Introduction

Keratoacanthomas are tumors of variable biologic behavior that occur in both solitary and multiple forms. Multiple lesions often require systemic treatment, although no standard regimen exists.

Case report

An 82 year-old otherwise healthy male presented with numerous pruritic red nodules over his chest, back, legs, and arms. Physical examination demonstrated multiple skin-colored to erythematous papules and nodules, with central keratotic plugging and overlying scale (Fig. 1) and pitting edema of his lower extremities. Histopathology revealed epithelial hyperplasia with craterlike formation and broad lobules of keratinocytes infiltrating the dermis, with abundant glossy cytoplasm and minimal cytological atypia (4×, Fig. 2) consistent with keratoacanthomas. Evaluation for internal malignancies had been negative, and he had no history of HIV or other syndromes associated with immunodeficiency. Given the extent of his disease, medical therapy was recommended. The patient declined therapy with the retinoid acitretin, anecdotally reported to be effective in this setting [1], due to concern about adverse effects. Based on phosphorylated epidermal growth factor receptor (pEGFR) expression in lesional keratinocytes (Fig. 3), treatment with erlotinib 150 mg daily was initiated, with rapid improvement in the number and appearance of nodules (Fig. 4). Immunohistochemistry of day 21 post-treatment lesions revealed a decrease in pEGFR expression (Fig. 5) consistent with inhibition of this receptor activation.

Fig. 1
figure 1

Clinical photograph, pre-treatment

Fig. 2
figure 2

Photomicrograph of leg lesion biopsy

Fig. 3
figure 3

Immunoreactivity of lesional keratinocytes to phosphorylated epidermal growth factor receptor (pEGFR), pre-treatment

Fig. 4
figure 4

Clinical photograph, post-treatment

Fig. 5
figure 5

Immunoreactivity of lesional keratinocytes to phosphorylated epidermal growth factor receptor (pEGFR), post-treatment

Discussion

Keratoacanthomas are rapidly growing cutaneous tumors of variable biologic behavior. Four types––solitary, multiple, eruptive, and keratoacanthoma centrifugum marginatum––have been described. In the eruptive type, there is a rapid, diffuse development of dome-shaped papules with a keratatotic center [13]. Lesions may number in the tens or hundreds, and are often intensely pruritic. While lesions may spontaneously involute over a period of 4–6 months, they can cause significant tissue destruction leading to morbidity. Although the etiology is unknown, sun exposure, human papilloma virus (HPV), and chemical carcinogens have been identified as possible causative factors [4, 5]. Other proposed associations include internal malignancies, immunodeficiency, and dysregulation in tumor suppressor genes (p53) and DNA mismatch repair genes, as occurs in Muir–Torre syndrome, in which keratoacanthomas and sebaceous tumors arise in association with malignancies of the colon, breast and genitourinary tract.

Effective therapies for solitary keratoacanthomas include surgical excision, cryotherapy, radiotherapy, and intralesional injections of 5-FU, bleomycin, and methotrexate [69]. Treatment of multiple keratoacanthomas is more problematic, as the number of lesions makes surgical or destructive techniques impractical, and recurrence is frequent [10]. We hypothesized that keratoacanthomas would exhibit increased activation of EGFR, making them a target for therapy with an EGFR tyrosine kinase inhibitor.

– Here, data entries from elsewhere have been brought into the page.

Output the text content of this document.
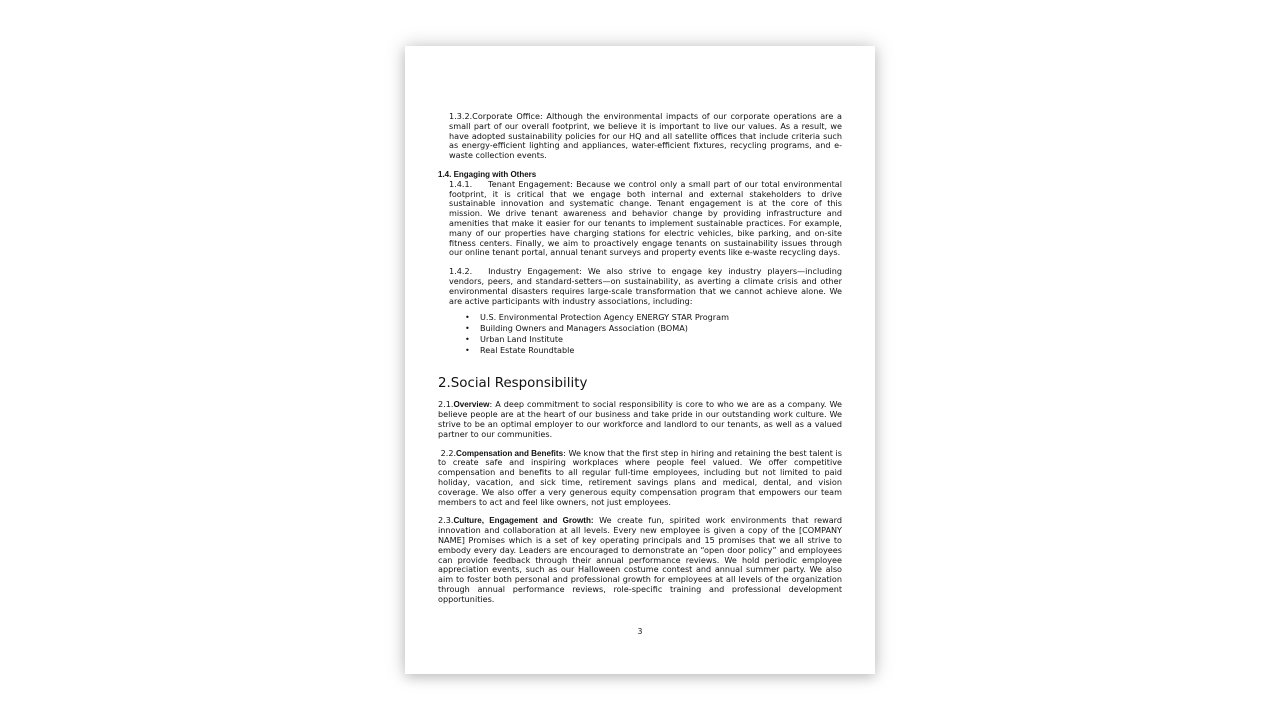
1.3.2.Corporate Office: Although the environmental impacts of our corporate operations are a small part of our overall footprint, we believe it is important to live our values. As a result, we have adopted sustainability policies for our HQ and all satellite offices that include criteria such as energy-efficient lighting and appliances, water-efficient fixtures, recycling programs, and e-waste collection events.

1.4. Engaging with Others

1.4.1. Tenant Engagement: Because we control only a small part of our total environmental footprint, it is critical that we engage both internal and external stakeholders to drive sustainable innovation and systematic change. Tenant engagement is at the core of this mission. We drive tenant awareness and behavior change by providing infrastructure and amenities that make it easier for our tenants to implement sustainable practices. For example, many of our properties have charging stations for electric vehicles, bike parking, and on-site fitness centers. Finally, we aim to proactively engage tenants on sustainability issues through our online tenant portal, annual tenant surveys and property events like e-waste recycling days.

1.4.2. Industry Engagement: We also strive to engage key industry players—including vendors, peers, and standard-setters—on sustainability, as averting a climate crisis and other environmental disasters requires large-scale transformation that we cannot achieve alone. We are active participants with industry associations, including:

• U.S. Environmental Protection Agency ENERGY STAR Program
• Building Owners and Managers Association (BOMA)
• Urban Land Institute
• Real Estate Roundtable

2.Social Responsibility

2.1.Overview: A deep commitment to social responsibility is core to who we are as a company. We believe people are at the heart of our business and take pride in our outstanding work culture. We strive to be an optimal employer to our workforce and landlord to our tenants, as well as a valued partner to our communities.

2.2.Compensation and Benefits: We know that the first step in hiring and retaining the best talent is to create safe and inspiring workplaces where people feel valued. We offer competitive compensation and benefits to all regular full-time employees, including but not limited to paid holiday, vacation, and sick time, retirement savings plans and medical, dental, and vision coverage. We also offer a very generous equity compensation program that empowers our team members to act and feel like owners, not just employees.

2.3.Culture, Engagement and Growth: We create fun, spirited work environments that reward innovation and collaboration at all levels. Every new employee is given a copy of the [COMPANY NAME] Promises which is a set of key operating principals and 15 promises that we all strive to embody every day. Leaders are encouraged to demonstrate an “open door policy” and employees can provide feedback through their annual performance reviews. We hold periodic employee appreciation events, such as our Halloween costume contest and annual summer party. We also aim to foster both personal and professional growth for employees at all levels of the organization through annual performance reviews, role-specific training and professional development opportunities.

3
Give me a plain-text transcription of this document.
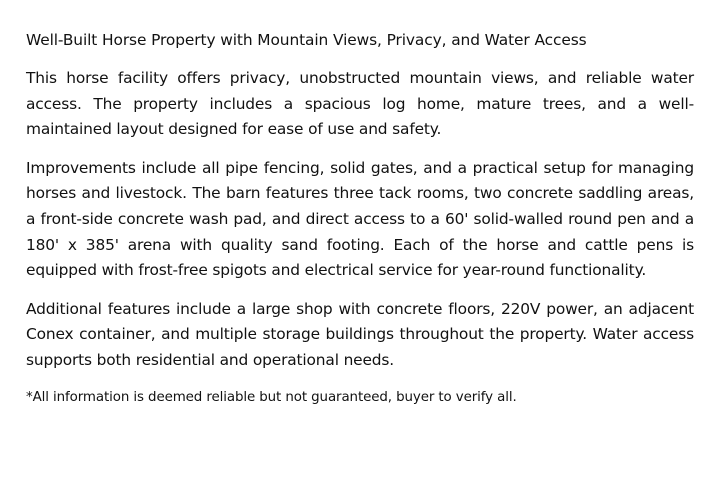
Well-Built Horse Property with Mountain Views, Privacy, and Water Access

This horse facility offers privacy, unobstructed mountain views, and reliable water access. The property includes a spacious log home, mature trees, and a well-maintained layout designed for ease of use and safety.

Improvements include all pipe fencing, solid gates, and a practical setup for managing horses and livestock. The barn features three tack rooms, two concrete saddling areas, a front-side concrete wash pad, and direct access to a 60' solid-walled round pen and a 180' x 385' arena with quality sand footing. Each of the horse and cattle pens is equipped with frost-free spigots and electrical service for year-round functionality.

Additional features include a large shop with concrete floors, 220V power, an adjacent Conex container, and multiple storage buildings throughout the property. Water access supports both residential and operational needs.

*All information is deemed reliable but not guaranteed, buyer to verify all.
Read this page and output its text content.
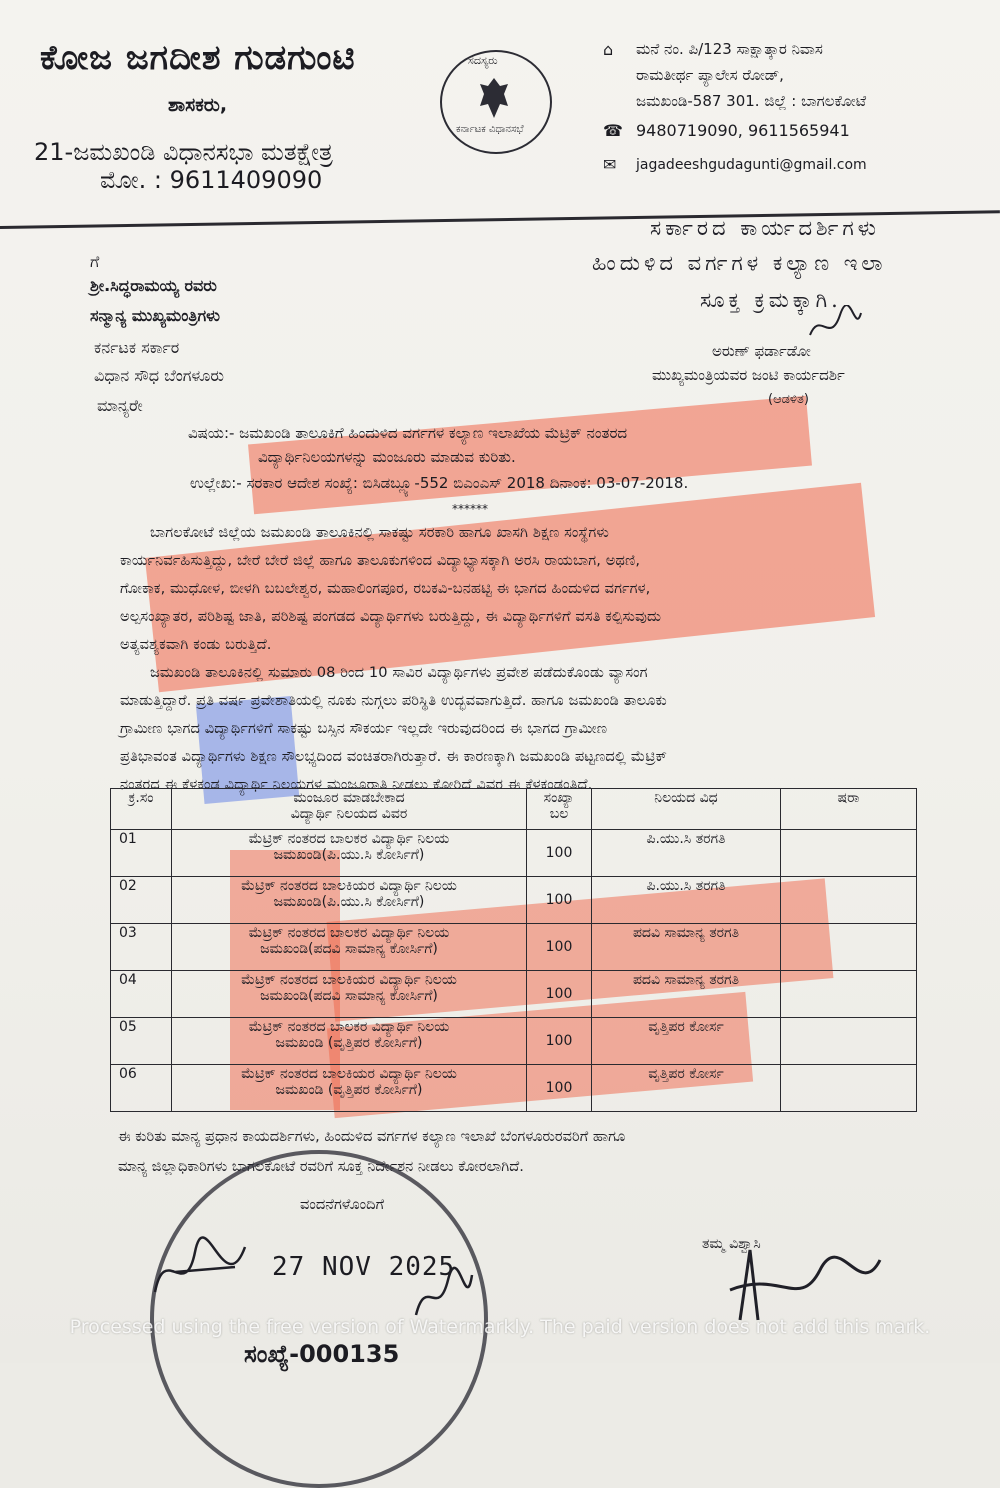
ಕೋಜ ಜಗದೀಶ ಗುಡಗುಂಟಿ
ಶಾಸಕರು,
21-ಜಮಖಂಡಿ ವಿಧಾನಸಭಾ ಮತಕ್ಷೇತ್ರ
ಮೋ. : 9611409090
ಸದಸ್ಯರು
ಕರ್ನಾಟಕ ವಿಧಾನಸಭೆ
⌂ ಮನೆ ನಂ. ಪಿ/123 ಸಾಕ್ಷಾತ್ಕಾರ ನಿವಾಸ
ರಾಮತೀರ್ಥ ಪ್ಯಾಲೇಸ ರೋಡ್,
ಜಮಖಂಡಿ-587 301. ಜಿಲ್ಲೆ : ಬಾಗಲಕೋಟೆ
☎ 9480719090, 9611565941
✉ jagadeeshgudagunti@gmail.com
ಸರ್ಕಾರದ ಕಾರ್ಯದರ್ಶಿಗಳು
ಹಿಂದುಳಿದ ವರ್ಗಗಳ ಕಲ್ಯಾಣ ಇಲಾ
ಸೂಕ್ತ ಕ್ರಮಕ್ಕಾಗಿ.
ಅರುಣ್ ಫರ್ಡಾಡೋ
ಮುಖ್ಯಮಂತ್ರಿಯವರ ಜಂಟಿ ಕಾರ್ಯದರ್ಶಿ
(ಆಡಳಿತ)
ಗೆ
ಶ್ರೀ.ಸಿದ್ಧರಾಮಯ್ಯ ರವರು
ಸನ್ಮಾನ್ಯ ಮುಖ್ಯಮಂತ್ರಿಗಳು
ಕರ್ನಟಕ ಸರ್ಕಾರ
ವಿಧಾನ ಸೌಧ ಬೆಂಗಳೂರು
ಮಾನ್ಯರೇ
ವಿಷಯ:- ಜಮಖಂಡಿ ತಾಲೂಕಿಗೆ ಹಿಂದುಳಿದ ವರ್ಗಗಳ ಕಲ್ಯಾಣ ಇಲಾಖೆಯ ಮೆಟ್ರಿಕ್ ನಂತರದ
ವಿದ್ಯಾರ್ಥಿನಿಲಯಗಳನ್ನು ಮಂಜೂರು ಮಾಡುವ ಕುರಿತು.
ಉಲ್ಲೇಖ:- ಸರಕಾರ ಆದೇಶ ಸಂಖ್ಯೆ: ಬಿಸಿಡಬ್ಲ್ಯೂ-552 ಬಿಎಂಎಸ್ 2018 ದಿನಾಂಕ: 03-07-2018.
******
ಬಾಗಲಕೋಟೆ ಜಿಲ್ಲೆಯ ಜಮಖಂಡಿ ತಾಲೂಕಿನಲ್ಲಿ ಸಾಕಷ್ಟು ಸರಕಾರಿ ಹಾಗೂ ಖಾಸಗಿ ಶಿಕ್ಷಣ ಸಂಸ್ಥೆಗಳು
ಕಾರ್ಯನಿರ್ವಹಿಸುತ್ತಿದ್ದು, ಬೇರೆ ಬೇರೆ ಜಿಲ್ಲೆ ಹಾಗೂ ತಾಲೂಕುಗಳಿಂದ ವಿದ್ಯಾಭ್ಯಾಸಕ್ಕಾಗಿ ಅರಸಿ ರಾಯಬಾಗ, ಅಥಣಿ,
ಗೋಕಾಕ, ಮುಧೋಳ, ಬೀಳಗಿ ಬಬಲೇಶ್ವರ, ಮಹಾಲಿಂಗಪೂರ, ರಬಕವಿ-ಬನಹಟ್ಟಿ ಈ ಭಾಗದ ಹಿಂದುಳಿದ ವರ್ಗಗಳ,
ಅಲ್ಪಸಂಖ್ಯಾತರ, ಪರಿಶಿಷ್ಟ ಜಾತಿ, ಪರಿಶಿಷ್ಟ ಪಂಗಡದ ವಿದ್ಯಾರ್ಥಿಗಳು ಬರುತ್ತಿದ್ದು, ಈ ವಿದ್ಯಾರ್ಥಿಗಳಿಗೆ ವಸತಿ ಕಲ್ಪಿಸುವುದು
ಅತ್ಯವಶ್ಯಕವಾಗಿ ಕಂಡು ಬರುತ್ತಿದೆ.
ಜಮಖಂಡಿ ತಾಲೂಕಿನಲ್ಲಿ ಸುಮಾರು 08 ರಿಂದ 10 ಸಾವಿರ ವಿದ್ಯಾರ್ಥಿಗಳು ಪ್ರವೇಶ ಪಡೆದುಕೊಂಡು ವ್ಯಾಸಂಗ
ಮಾಡುತ್ತಿದ್ದಾರೆ. ಪ್ರತಿ ವರ್ಷ ಪ್ರವೇಶಾತಿಯಲ್ಲಿ ನೂಕು ನುಗ್ಗಲು ಪರಿಸ್ಥಿತಿ ಉದ್ಭವವಾಗುತ್ತಿದೆ. ಹಾಗೂ ಜಮಖಂಡಿ ತಾಲೂಕು
ಗ್ರಾಮೀಣ ಭಾಗದ ವಿದ್ಯಾರ್ಥಿಗಳಿಗೆ ಸಾಕಷ್ಟು ಬಸ್ಸಿನ ಸೌಕರ್ಯ ಇಲ್ಲದೇ ಇರುವುದರಿಂದ ಈ ಭಾಗದ ಗ್ರಾಮೀಣ
ಪ್ರತಿಭಾವಂತ ವಿದ್ಯಾರ್ಥಿಗಳು ಶಿಕ್ಷಣ ಸೌಲಭ್ಯದಿಂದ ವಂಚಿತರಾಗಿರುತ್ತಾರೆ. ಈ ಕಾರಣಕ್ಕಾಗಿ ಜಮಖಂಡಿ ಪಟ್ಟಣದಲ್ಲಿ ಮೆಟ್ರಿಕ್
ನಂತರದ ಈ ಕೆಳಕಂಡ ವಿದ್ಯಾರ್ಥಿ ನಿಲಯಗಳ ಮಂಜೂರಾತಿ ನೀಡಲು ಕೋರಿದೆ ವಿವರ ಈ ಕೆಳಕಂಡಂತಿದೆ.
ಕ್ರ.ಸಂ	ಮಂಜೂರ ಮಾಡಬೇಕಾದ
ವಿದ್ಯಾರ್ಥಿ ನಿಲಯದ ವಿವರ	ಸಂಖ್ಯಾ
ಬಲ	ನಿಲಯದ ವಿಧ	ಷರಾ
01	ಮೆಟ್ರಿಕ್ ನಂತರದ ಬಾಲಕರ ವಿದ್ಯಾರ್ಥಿ ನಿಲಯ
ಜಮಖಂಡಿ(ಪಿ.ಯು.ಸಿ ಕೋರ್ಸಿಗೆ)	100	ಪಿ.ಯು.ಸಿ ತರಗತಿ	
02	ಮೆಟ್ರಿಕ್ ನಂತರದ ಬಾಲಕಿಯರ ವಿದ್ಯಾರ್ಥಿ ನಿಲಯ
ಜಮಖಂಡಿ(ಪಿ.ಯು.ಸಿ ಕೋರ್ಸಿಗೆ)	100	ಪಿ.ಯು.ಸಿ ತರಗತಿ	
03	ಮೆಟ್ರಿಕ್ ನಂತರದ ಬಾಲಕರ ವಿದ್ಯಾರ್ಥಿ ನಿಲಯ
ಜಮಖಂಡಿ(ಪದವಿ ಸಾಮಾನ್ಯ ಕೋರ್ಸಿಗೆ)	100	ಪದವಿ ಸಾಮಾನ್ಯ ತರಗತಿ	
04	ಮೆಟ್ರಿಕ್ ನಂತರದ ಬಾಲಕಿಯರ ವಿದ್ಯಾರ್ಥಿ ನಿಲಯ
ಜಮಖಂಡಿ(ಪದವಿ ಸಾಮಾನ್ಯ ಕೋರ್ಸಿಗೆ)	100	ಪದವಿ ಸಾಮಾನ್ಯ ತರಗತಿ	
05	ಮೆಟ್ರಿಕ್ ನಂತರದ ಬಾಲಕರ ವಿದ್ಯಾರ್ಥಿ ನಿಲಯ
ಜಮಖಂಡಿ (ವೃತ್ತಿಪರ ಕೋರ್ಸಿಗೆ)	100	ವೃತ್ತಿಪರ ಕೋರ್ಸ	
06	ಮೆಟ್ರಿಕ್ ನಂತರದ ಬಾಲಕಿಯರ ವಿದ್ಯಾರ್ಥಿ ನಿಲಯ
ಜಮಖಂಡಿ (ವೃತ್ತಿಪರ ಕೋರ್ಸಿಗೆ)	100	ವೃತ್ತಿಪರ ಕೋರ್ಸ	
ಈ ಕುರಿತು ಮಾನ್ಯ ಪ್ರಧಾನ ಕಾಯದರ್ಶಿಗಳು, ಹಿಂದುಳಿದ ವರ್ಗಗಳ ಕಲ್ಯಾಣ ಇಲಾಖೆ ಬೆಂಗಳೂರುರವರಿಗೆ ಹಾಗೂ
ಮಾನ್ಯ ಜಿಲ್ಲಾಧಿಕಾರಿಗಳು ಬಾಗಲಕೋಟೆ ರವರಿಗೆ ಸೂಕ್ತ ನಿರ್ದೇಶನ ನೀಡಲು ಕೋರಲಾಗಿದೆ.
ವಂದನೆಗಳೊಂದಿಗೆ
ತಮ್ಮ ವಿಶ್ವಾಸಿ
27 NOV 2025
ಸಂಖ್ಯೆ-000135
Processed using the free version of Watermarkly. The paid version does not add this mark.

In this patient, erlotinib rapidly reduced the number, size, and symptoms associated with multiple keratoacanthomas. Additionally, there was a reduction in pEGFR in post-treatment lesional biopsies. To our knowledge, this is the first report of multiple keratoacanthomas responding to therapy with an EGFR tyrosine kinase inhibitor. This case supports an emerging role for the use of EGFR inhibitors in the management of cutaneous malignancies.